Sono questi gli interrogativi ai quali si cercherà di dare una risposta, senza l’ambiziosa pretesa di esaustività, ma con l’obbiettivo altrettanto importante di scoprire le carte al tavolo dove la giustizia penale gioca le sue carte migliori e cioè quelle del rilancio del diritto penale classico, inteso come diritto penale garantista in grado di tradurre contenuti sostanziali di valore generalmente condivisi, di presentarsi come unitario, nonostante la necessaria presenza e settorialità del diritto penale c.d. complementare, inevitabile in certe materie data la loro complessità e specificità, ma soprattutto in grado di superare la evidenziata, pericolosa e <<paradossale contraddizione tra uno strisciante rischio di “delegittimazione” diffusa (in termini tanto di effettività quanto di indicazione valorativa) e un crescente innalzamento delle “richieste” rivolte al diritto penale>>[20]. Delegittimazione diffusa e richieste di diritto penale favorite - come si vedrà - proprio dai mass media, quanto alla prima ad esempio, in occasione di sentenze assolutorie giudicate inaccettabili alla luce dei valori comunemente diffusi. Quanto alle richieste di penalizzazione, in occasione di campagne favorite e sostenute dal messaggio massmediale circa la pericolosità e l’allarmante aumento del fenomeno criminale (ad esempio in tema di prostituzione ovvero di delinquenza minorile, oggetto di recenti proposte di modifica della disciplina vigente, improntate ad un maggior rigore sanzionatorio).

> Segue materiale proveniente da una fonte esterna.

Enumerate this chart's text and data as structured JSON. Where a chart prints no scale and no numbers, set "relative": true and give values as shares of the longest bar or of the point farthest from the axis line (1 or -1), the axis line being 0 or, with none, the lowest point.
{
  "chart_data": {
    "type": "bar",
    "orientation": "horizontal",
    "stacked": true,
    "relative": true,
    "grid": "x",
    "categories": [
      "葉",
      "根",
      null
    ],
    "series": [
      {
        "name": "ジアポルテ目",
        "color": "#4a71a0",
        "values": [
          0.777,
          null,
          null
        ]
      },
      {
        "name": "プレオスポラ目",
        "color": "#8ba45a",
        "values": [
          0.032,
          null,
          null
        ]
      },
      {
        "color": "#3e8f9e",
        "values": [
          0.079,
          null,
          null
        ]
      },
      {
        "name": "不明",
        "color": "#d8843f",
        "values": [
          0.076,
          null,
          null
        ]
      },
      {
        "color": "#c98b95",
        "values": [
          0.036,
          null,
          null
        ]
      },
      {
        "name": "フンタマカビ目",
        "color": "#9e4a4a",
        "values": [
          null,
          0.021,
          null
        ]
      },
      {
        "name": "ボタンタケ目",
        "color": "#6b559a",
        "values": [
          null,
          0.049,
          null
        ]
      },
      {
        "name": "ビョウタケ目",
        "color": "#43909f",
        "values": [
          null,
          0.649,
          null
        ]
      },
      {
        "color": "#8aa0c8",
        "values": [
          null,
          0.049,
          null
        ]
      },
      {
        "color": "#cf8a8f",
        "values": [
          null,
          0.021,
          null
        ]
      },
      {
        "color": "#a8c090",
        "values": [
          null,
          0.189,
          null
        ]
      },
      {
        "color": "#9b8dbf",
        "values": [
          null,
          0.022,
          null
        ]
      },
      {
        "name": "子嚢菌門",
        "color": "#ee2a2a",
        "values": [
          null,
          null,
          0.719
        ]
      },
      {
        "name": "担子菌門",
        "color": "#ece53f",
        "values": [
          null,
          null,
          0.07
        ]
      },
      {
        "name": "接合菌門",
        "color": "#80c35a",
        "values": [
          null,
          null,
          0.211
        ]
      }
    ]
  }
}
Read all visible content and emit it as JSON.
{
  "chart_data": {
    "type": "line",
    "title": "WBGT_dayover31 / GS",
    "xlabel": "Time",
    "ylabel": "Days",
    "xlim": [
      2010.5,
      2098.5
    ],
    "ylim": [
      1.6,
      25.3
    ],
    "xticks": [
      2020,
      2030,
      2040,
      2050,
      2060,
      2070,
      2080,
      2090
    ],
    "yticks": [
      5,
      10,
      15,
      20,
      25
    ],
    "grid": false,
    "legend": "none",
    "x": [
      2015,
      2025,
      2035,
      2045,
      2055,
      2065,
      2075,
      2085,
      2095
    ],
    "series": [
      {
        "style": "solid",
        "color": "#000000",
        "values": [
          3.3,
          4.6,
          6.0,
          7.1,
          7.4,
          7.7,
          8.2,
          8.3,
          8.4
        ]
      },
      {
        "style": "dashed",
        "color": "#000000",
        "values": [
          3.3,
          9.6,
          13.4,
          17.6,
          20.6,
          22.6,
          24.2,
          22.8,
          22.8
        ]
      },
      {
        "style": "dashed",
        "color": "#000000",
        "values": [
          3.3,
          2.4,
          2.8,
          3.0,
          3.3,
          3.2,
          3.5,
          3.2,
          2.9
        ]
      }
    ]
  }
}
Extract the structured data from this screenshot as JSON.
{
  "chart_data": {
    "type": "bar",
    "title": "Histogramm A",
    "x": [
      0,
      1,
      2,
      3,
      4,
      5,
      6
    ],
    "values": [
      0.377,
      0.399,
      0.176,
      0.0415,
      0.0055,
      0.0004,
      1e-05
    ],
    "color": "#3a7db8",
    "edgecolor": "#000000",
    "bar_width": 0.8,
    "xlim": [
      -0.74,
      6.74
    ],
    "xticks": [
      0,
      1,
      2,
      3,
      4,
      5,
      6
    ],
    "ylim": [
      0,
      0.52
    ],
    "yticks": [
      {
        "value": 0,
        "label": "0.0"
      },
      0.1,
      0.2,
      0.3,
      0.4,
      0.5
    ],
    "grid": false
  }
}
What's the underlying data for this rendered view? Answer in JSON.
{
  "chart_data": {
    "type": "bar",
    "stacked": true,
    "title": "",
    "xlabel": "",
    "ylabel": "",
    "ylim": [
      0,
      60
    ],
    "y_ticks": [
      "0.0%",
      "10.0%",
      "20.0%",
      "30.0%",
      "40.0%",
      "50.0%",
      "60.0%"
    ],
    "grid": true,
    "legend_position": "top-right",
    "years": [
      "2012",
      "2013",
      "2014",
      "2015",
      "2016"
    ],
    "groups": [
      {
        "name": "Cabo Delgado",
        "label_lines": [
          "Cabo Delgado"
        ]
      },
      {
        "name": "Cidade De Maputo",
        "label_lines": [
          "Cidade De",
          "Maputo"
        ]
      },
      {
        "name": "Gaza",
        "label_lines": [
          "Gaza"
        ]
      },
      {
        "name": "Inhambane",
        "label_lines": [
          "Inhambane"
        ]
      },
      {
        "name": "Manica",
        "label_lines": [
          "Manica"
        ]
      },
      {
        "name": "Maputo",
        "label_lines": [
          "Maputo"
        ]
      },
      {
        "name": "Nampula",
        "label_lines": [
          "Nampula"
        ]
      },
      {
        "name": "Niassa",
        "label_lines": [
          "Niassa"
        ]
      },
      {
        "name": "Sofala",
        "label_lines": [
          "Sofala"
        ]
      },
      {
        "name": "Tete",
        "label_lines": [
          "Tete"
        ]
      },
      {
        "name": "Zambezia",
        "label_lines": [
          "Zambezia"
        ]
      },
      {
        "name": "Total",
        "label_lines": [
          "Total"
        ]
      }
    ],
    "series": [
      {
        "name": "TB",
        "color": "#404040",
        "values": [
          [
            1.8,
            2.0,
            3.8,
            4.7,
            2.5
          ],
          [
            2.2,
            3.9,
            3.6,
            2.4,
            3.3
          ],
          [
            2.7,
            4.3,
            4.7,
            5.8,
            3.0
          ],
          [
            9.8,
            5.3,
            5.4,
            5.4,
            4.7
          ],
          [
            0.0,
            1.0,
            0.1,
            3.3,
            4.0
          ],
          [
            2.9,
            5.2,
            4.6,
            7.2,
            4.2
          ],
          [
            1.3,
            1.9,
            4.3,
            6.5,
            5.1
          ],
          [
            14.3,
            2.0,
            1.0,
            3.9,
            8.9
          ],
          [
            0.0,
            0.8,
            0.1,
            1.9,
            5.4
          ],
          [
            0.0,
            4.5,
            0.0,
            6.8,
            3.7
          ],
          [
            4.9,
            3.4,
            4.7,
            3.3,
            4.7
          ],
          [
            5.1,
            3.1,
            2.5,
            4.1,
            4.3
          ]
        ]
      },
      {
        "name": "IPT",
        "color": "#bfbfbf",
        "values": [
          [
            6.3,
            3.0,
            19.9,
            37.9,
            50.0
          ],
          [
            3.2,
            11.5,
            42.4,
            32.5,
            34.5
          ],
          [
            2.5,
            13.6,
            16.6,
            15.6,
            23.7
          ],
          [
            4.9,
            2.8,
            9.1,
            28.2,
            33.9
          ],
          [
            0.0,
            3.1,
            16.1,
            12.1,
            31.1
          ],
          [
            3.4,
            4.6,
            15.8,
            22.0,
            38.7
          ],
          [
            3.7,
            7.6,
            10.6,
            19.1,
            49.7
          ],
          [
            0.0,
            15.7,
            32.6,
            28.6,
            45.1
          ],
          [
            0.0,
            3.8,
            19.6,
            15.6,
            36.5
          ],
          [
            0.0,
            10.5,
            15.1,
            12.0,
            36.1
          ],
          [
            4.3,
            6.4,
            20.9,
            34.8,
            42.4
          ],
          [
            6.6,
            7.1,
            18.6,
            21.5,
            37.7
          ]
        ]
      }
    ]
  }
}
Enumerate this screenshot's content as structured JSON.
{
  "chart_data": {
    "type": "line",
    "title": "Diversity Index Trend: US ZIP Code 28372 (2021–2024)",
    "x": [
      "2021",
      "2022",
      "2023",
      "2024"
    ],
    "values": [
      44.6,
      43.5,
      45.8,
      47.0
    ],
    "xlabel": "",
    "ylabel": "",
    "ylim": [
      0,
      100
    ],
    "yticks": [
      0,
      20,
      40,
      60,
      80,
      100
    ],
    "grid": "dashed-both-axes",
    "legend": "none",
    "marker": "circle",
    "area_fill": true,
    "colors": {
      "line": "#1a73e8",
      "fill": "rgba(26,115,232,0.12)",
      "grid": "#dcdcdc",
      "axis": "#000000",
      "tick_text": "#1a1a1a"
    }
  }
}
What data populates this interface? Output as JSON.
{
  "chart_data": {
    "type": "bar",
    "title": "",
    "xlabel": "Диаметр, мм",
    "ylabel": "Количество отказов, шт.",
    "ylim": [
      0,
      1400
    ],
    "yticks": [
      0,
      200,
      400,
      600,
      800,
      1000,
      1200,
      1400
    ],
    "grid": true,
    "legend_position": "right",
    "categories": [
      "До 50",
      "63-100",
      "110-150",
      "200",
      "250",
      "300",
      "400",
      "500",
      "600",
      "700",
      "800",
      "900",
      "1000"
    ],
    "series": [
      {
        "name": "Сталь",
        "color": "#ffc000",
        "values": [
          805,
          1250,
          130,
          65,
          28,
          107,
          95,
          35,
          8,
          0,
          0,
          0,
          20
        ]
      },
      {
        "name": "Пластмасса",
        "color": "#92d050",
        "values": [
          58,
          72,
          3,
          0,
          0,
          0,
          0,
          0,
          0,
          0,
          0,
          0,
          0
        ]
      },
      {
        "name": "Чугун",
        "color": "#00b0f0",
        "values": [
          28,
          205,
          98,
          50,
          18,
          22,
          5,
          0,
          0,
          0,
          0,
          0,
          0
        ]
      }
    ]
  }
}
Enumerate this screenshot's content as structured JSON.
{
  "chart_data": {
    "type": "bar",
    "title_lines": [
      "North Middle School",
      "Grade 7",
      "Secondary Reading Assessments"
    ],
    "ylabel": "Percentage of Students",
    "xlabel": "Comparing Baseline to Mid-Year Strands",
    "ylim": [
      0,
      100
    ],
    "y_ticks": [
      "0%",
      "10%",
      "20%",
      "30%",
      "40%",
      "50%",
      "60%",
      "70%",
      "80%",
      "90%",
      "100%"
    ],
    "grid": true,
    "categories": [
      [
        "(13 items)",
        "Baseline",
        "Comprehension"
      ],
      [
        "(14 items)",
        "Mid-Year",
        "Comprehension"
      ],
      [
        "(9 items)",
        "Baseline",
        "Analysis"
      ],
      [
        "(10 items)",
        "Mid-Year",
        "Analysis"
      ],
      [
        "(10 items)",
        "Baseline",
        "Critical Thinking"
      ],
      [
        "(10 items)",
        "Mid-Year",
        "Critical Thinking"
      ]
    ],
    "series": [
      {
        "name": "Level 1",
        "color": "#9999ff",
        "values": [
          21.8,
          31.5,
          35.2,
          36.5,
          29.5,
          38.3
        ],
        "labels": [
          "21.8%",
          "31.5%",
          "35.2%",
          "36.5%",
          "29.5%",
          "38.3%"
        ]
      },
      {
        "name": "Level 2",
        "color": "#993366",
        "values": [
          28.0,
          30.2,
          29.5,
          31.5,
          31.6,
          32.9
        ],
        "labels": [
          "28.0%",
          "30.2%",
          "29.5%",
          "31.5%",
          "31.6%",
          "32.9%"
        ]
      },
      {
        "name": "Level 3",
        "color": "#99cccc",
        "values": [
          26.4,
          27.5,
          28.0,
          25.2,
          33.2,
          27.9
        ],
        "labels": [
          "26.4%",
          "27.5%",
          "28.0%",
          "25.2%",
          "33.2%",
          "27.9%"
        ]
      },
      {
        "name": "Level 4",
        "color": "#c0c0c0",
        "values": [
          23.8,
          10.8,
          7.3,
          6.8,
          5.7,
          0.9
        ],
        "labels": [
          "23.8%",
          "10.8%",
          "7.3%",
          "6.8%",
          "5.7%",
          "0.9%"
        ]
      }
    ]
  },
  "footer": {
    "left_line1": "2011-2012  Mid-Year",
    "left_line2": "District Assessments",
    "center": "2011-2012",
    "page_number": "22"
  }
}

In questo clima, ciò che si rischia di perdere definitivamente è l’idea di una giustizia penale condivisa e sentita. Una perdita, questa, alla quale, dalle considerazioni finora svolte, risultano aver sicuramente contribuito anche i mezzi di comunicazione di massa secondo meccanismi e tecniche della rappresentazione penale che è giunto il momento di affrontare.

E’ bene tuttavia precisare che le dinamiche così descritte sono rilevabili in tutti i sistemi occidentali, onde sembra utile fare un primo riferimento al dibattito internazionale.

 

2.1. Da un’analisi delle ricerche sul tema che ci occupa è possibile trarre un primo dato di carattere generale e comune a quasi tutti gli studi: i mezzi di comunicazione di massa risultano altamente selettivi nel riportare le notizie sulla criminalità e di una selezione distorsiva[21]. E la monopolizzazione delle notizie da parte dei mass media rende poi ancora più acuto il problema del tipo di informazione che i cittadini ricevono in tema di giustizia penale[22].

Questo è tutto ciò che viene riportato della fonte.